Module 6 - Communicating inclusively: developing your own feedback strategy and style

  • Do you feel most comfortable offering positive (or kudos) feedback? Do you tend to avoid or sugarcoat corrective feedback? Are you unsure what 'evaluative' feedback is? Then this is the session for you. In this module, we begin by dissecting the three types of feedback that everyone (including you) needs to be productive: kudos, corrective, and evaluative feedback.
  • Participants will practice giving feedback using a protocol that works for both kudos and corrective feedback. Next, participants will modify the protocol as they consider their style (including their personal values, approach, and language).
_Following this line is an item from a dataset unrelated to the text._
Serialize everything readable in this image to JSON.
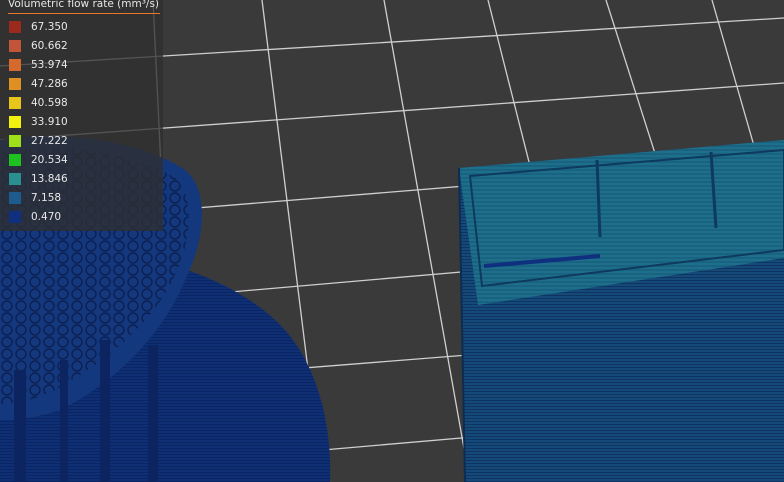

We'll discuss strategies to gain buy-in and determine how the recipient can best hear and act on that feedback, as well as how to engage when the recipient has a strong reaction to feedback.
     

Module 7 - When someone isn't meeting your expectations: Strategies and resources to manage performance equitably

  • When someone repeatedly fails to meet performance or conduct expectations, many research mentors/managers frequently under or over-correct and mistakenly attempt to handle the situation alone (rather than reaching out for support). In this session, participants will learn tactics to determine how their particular organization expects them to manage performance or conduct issues, how to access organizational resources to help them navigate the situation (including HR, Learning, and Development, etc.), and common mistakes and approaches (including building a circle of support/self-care) to manage one of the most challenging responsibilities for any mentor/manager.
     

Module 8 - How to inclusively hire: Which strategies will you use?

  • In this workshop, participants will learn evidence-based strategies to assess and select the strongest candidates using tactics from four inclusive strategy clusters: 1) adding intentional respect to your hiring process, 2) adding diverse voices to your decision-making, 3) adding accountability to benchmark the knowledge, skills, and abilities you seek, and 4) leveling the playing field so every candidate has an equal chance to excel.
  • Participants will learn how to transparently structure the overall hiring process, begin developing their own questions/rubrics to assess their priority qualifications, consider steps to prepare and manage a hiring committee, and discover tactics to mitigate others' and their own unconscious biases, which could result in choosing the wrong candidate or overlooking the right one.